The first tool consists of four specific criteria that firms use to determine which of their resources and
capabilities are core competencies. The second tool is the value chain analysis. Firms use this tool to
select the value-creating competencies that should be maintained, upgraded or developed and those
should be outsourced.

Capabilities that are valuable, rare costly to imitate, and no substitutable are strategic capabilities
(core competencies). Every core competency is a capability but every capability is not core competency.

Valuable capabilities are those that create value for a firm by exploiting opportunities and neutralizing
threats in the firm’s external environment. Valuable capabilities enable a firm to formulate and
implements strategies that create value for specific customers. For example Sony corp. used its valuable
capabilities dealing with designing, manufacturing, and selling of miniaturized electronic technology to
exploit a range of marketplace opportunities such as disc players and video cameras.

Rare capabilities are those possessed by few or none of the current or potential competitors. For
example Dell’s model of selling directly and efficiently to customers appear to be rare and therefore Dell
grew to become no.1 PC maker

Costly to imitate are those capabilities that other firms cannot easily develop.

This may be due to unique historical conditions reflecting a firm’s particular path through history.

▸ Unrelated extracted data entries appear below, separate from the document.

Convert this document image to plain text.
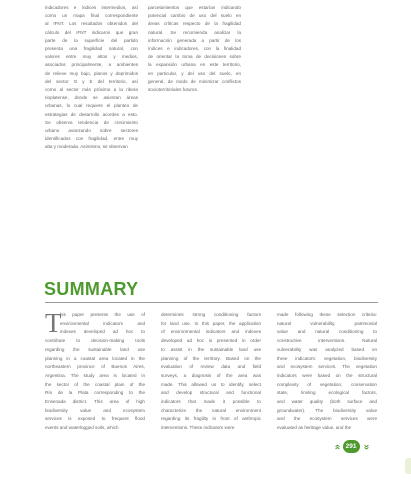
indicadores e índices intermedios, así
como un mapa final correspondiente
al IFNT. Los resultados obtenidos del
cálculo del IFNT indicaron que gran
parte de la superficie del partido
presenta una fragilidad natural, con
valores entre muy altos y medios,
asociados principalmente, a ambientes
de relieve muy bajo, planos y deprimidos
del sector O y E del territorio, así
como al sector más próximo a la ribera
rioplatense, donde se asientan áreas
urbanas, lo cual requiere el planteo de
estrategias de desarrollo acordes a esto.
Se observa tendencia de crecimiento
urbano avanzando sobre sectores
identificados con fragilidad, entre muy
alta y moderada. Asimismo, se observan
parcelamientos que estarían indicando
potencial cambio de uso del suelo en
áreas críticas respecto de la fragilidad
natural. Se recomienda analizar la
información generada a partir de los
índices e indicadores, con la finalidad
de orientar la toma de decisiones sobre
la expansión urbana en este territorio,
en particular, y del uso del suelo, en
general, de modo de minimizar conflictos
socioterritoriales futuros.
SUMMARY
T
his paper presents the use of
environmental indicators and
indexes developed ad hoc to
contribute to decision-making tools
regarding the sustainable land use
planning in a coastal area located in the
northeastern province of Buenos Aires,
Argentina. The study area is located in
the sector of the coastal plain of the
Río de la Plata corresponding to the
Ensenada district. This area of high
biodiversity value and ecosystem
services is exposed to frequent flood
events and waterlogged soils, which
determines strong conditioning factors
for land use. In this paper, the application
of environmental indicators and indexes
developed ad hoc is presented in order
to assist in the sustainable land use
planning of the territory. Based on the
evaluation of review data and field
surveys, a diagnosis of the area was
made. This allowed us to identify, select
and develop structural and functional
indicators that made it possible to
characterize the natural environment
regarding its fragility in front of anthropic
interventions. These indicators were
made following these selection criteria:
natural vulnerability, patrimonial
value and natural conditioning to
constructive interventions. Natural
vulnerability was analyzed based on
three indicators: vegetation, biodiversity
and ecosystem services. The vegetation
indicators were based on the structural
complexity of vegetation, conservation
state, limiting ecological factors,
and water quality (both surface and
groundwater). The biodiversity value
and the ecosystem services were
evaluated as heritage value, and the
« 291 »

Unique organizational culture is another source of competitive advantage when employees are held
together tightly by their belief in it.
 Social complexities are another reason that capabilities can be costly to imitate. This includes
interpersonal relationships, trust, friendship among managers and employees, reputation with
suppliers and customers. For example the organizational culture of Sun Microsystems or Axact
in Pakistan.

No substitutable capabilities are those that do not have strategic equivalent. The more invisible
capabilities are, the more difficult it is for firms to find substitutes and for competitors to identify
substitutes and imitate value creating strategies.

Value Chain Analysis

Value Chain Analysis allows the firm to understand the parts of its operations that create value and
those that do not.

 Value chain analysis is the template that the firm uses to understand its cost position and
identify the means that might be used to facilitate the implementation of its business levels
strategy.
 Firm’s value chain is segmented into primary and support activities

Primary activities: are involved with a product’s physical creation, its sale and distribution to buyers,
and its service after the sale.

It includes:

Inbound logistics: activities such as material handling, warehousing, inventory control.

Operations: actions to convert input provided by inbound logistics into final production.

Outbound logistics: activities involved with collecting, storing distributing the final product to customers.

Marketing and Sales: advertising and promotional campaign, selection of distribution channel,
Salesforce.

Service: installation, repair, training….activities to enhance value orientation.

Secondary activities are the Support activities provide the support necessary for primary activities to
take place.

 Support activities include procurement (activities completed to purchase the input such as raw
material, supplies, machinery), Technological development (product design, process
equipment), Human Resource Management (activities involved with recruiting, hiring, training
all personnel) and firm infrastructure (activities such as general management, planning, finance,
legal support, accounting etic)
It’s a process where a firm identify its primary and support activities that add value to its final product.
And then analysis these activities to reduce cost or increase differentiation.